Describe about the Multiculturalism for Cultures and Traditions.
Identification of the issue (background information)
Multicultural refers to the acceptance, mutual existence, as well as, promotion of a range of cultures and traditions, in a single jurisdiction, generally consisting of the overseas ethnic groups, as well as, the aboriginal ethnic groups. Multiculturalism was introduced during the 1970s in Australia (Calma, 2007). Since then, the core principles of multiculturalism have remained the same in a broad sense. But the basic federal multicultural policy statements have changed and evolved, from the time it was introduced, as a result of the changed government responses, along with the priorities towards the dynamic Australian society. The multicultural policy of Australia has its heritage in the post settlement issues faced by migrants and the government response regarding the same, across the 1980s-1990s.

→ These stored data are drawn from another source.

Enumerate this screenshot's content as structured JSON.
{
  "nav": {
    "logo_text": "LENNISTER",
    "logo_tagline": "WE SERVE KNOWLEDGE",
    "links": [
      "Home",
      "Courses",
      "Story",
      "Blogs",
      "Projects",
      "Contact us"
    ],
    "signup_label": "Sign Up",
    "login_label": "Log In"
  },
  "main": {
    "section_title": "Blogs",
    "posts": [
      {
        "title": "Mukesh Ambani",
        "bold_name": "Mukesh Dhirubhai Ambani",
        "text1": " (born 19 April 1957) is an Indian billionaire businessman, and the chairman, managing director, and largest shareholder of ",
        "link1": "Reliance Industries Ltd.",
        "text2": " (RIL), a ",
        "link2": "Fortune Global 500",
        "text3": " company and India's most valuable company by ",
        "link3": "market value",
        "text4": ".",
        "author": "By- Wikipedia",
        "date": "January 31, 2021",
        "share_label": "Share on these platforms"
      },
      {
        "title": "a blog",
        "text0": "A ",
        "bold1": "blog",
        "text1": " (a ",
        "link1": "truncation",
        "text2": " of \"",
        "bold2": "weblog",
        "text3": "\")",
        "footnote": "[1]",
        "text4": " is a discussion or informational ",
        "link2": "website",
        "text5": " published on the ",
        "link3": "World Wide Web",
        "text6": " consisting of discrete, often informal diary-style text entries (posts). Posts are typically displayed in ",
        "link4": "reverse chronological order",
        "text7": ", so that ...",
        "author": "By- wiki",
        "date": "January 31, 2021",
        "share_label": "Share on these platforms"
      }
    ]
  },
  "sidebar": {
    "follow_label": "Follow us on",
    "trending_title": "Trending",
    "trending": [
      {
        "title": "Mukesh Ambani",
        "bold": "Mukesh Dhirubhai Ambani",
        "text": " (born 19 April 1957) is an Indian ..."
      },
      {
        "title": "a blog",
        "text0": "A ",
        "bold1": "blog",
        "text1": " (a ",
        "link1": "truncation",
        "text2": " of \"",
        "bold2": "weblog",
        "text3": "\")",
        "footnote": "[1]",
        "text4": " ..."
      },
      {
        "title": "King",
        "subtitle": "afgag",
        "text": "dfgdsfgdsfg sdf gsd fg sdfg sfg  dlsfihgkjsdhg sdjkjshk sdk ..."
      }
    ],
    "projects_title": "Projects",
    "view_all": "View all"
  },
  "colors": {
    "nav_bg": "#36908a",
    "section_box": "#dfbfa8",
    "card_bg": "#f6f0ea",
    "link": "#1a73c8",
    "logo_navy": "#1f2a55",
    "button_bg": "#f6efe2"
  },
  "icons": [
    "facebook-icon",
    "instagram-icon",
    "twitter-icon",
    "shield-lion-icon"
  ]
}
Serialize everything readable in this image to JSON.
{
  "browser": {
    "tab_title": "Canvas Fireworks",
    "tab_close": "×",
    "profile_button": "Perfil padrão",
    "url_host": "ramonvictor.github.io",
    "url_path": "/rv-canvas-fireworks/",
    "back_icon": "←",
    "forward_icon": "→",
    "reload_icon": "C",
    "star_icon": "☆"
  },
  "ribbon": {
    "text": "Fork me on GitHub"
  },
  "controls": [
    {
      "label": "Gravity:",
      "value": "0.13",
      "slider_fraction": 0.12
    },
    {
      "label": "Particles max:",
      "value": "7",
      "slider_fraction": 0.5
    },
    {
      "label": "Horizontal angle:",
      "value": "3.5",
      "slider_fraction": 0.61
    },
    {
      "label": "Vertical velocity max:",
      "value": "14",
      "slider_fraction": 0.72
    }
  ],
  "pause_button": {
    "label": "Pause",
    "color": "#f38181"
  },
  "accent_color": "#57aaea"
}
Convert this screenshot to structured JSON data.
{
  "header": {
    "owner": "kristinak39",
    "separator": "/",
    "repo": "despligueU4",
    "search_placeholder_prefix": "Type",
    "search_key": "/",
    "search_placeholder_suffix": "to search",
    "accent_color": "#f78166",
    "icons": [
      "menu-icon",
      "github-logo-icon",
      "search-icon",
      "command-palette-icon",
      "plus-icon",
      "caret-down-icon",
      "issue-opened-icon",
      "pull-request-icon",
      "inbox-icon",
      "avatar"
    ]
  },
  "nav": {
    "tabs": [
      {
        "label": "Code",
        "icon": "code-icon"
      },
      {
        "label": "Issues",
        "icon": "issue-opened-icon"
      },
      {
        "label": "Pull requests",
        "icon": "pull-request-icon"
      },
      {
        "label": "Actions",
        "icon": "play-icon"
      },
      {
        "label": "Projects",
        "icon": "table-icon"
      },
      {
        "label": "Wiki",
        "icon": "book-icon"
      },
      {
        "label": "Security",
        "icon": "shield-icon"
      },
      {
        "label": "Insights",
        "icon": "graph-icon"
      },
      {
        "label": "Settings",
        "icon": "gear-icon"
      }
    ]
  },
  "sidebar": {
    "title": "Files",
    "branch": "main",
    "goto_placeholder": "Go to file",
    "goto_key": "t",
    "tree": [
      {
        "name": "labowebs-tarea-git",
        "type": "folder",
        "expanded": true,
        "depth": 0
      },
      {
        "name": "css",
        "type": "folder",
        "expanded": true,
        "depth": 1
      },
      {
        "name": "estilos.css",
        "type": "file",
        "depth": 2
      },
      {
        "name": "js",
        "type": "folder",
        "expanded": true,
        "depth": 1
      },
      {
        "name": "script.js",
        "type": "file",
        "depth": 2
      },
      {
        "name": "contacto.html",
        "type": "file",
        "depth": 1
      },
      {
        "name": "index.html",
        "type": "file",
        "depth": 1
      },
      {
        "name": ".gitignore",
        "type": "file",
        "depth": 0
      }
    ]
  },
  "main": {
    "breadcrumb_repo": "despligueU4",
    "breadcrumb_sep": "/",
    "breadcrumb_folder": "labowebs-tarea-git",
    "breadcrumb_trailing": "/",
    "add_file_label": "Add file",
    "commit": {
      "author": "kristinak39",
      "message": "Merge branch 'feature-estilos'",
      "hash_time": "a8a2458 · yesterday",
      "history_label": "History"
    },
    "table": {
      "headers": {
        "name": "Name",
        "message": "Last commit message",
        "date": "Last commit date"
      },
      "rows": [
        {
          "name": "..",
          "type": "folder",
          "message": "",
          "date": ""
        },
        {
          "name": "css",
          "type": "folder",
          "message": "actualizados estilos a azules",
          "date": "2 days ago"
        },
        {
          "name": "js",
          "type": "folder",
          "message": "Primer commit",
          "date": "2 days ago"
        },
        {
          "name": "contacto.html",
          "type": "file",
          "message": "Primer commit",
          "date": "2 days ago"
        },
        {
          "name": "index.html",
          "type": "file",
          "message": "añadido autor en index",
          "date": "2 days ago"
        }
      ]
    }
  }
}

At present, each of the state and territory in Australia has active programs and policies to deal with multiculturalism.
Statement of position (main thesis statement)
Australia is a successful example of the multiculturalism in action. Even though the multiculturalism in Australia has undergone some important changes, from the time it was taken upon as a government policy in 1970s, it has been, in general, considered as a successful undertaking which has quite clearly contributed towards the solidity of the Australian society (Calma, 2007). This paper is aimed towards supporting the statement that Australia is indeed a successful example of the multiculturalism. In the following parts, the various factors that make multiculturalism a success in Australia have been highlighted. Further, the limitations which could affect this success have also been explained. Lastly, the supporting data has been presented which supports the thesis statement.
Multiculturalism is sometimes viewed as a simple collection of the non-discriminatory immigration policies and diverse population, but it is much more than that. Multiculturalism is rooted in the traditional Australian values (Living Safe Together, 2016). The government policies of Australia have expressed the relevance of multiculturalism, to all its citizens in the 1980s, but multiculturalism has grown beyond its originating point, by becoming a pillar in the nation-building narratives of Australia. The multiculturalism policies generated programs and services have served the migrants entering in the country from across the globe, for a number of years. At present, multiple generations of such migrants, having different cultural backgrounds, have grown up in the societies of Australia, and contribute towards the diversity of the country, as well as, helps in growing the global connectivity.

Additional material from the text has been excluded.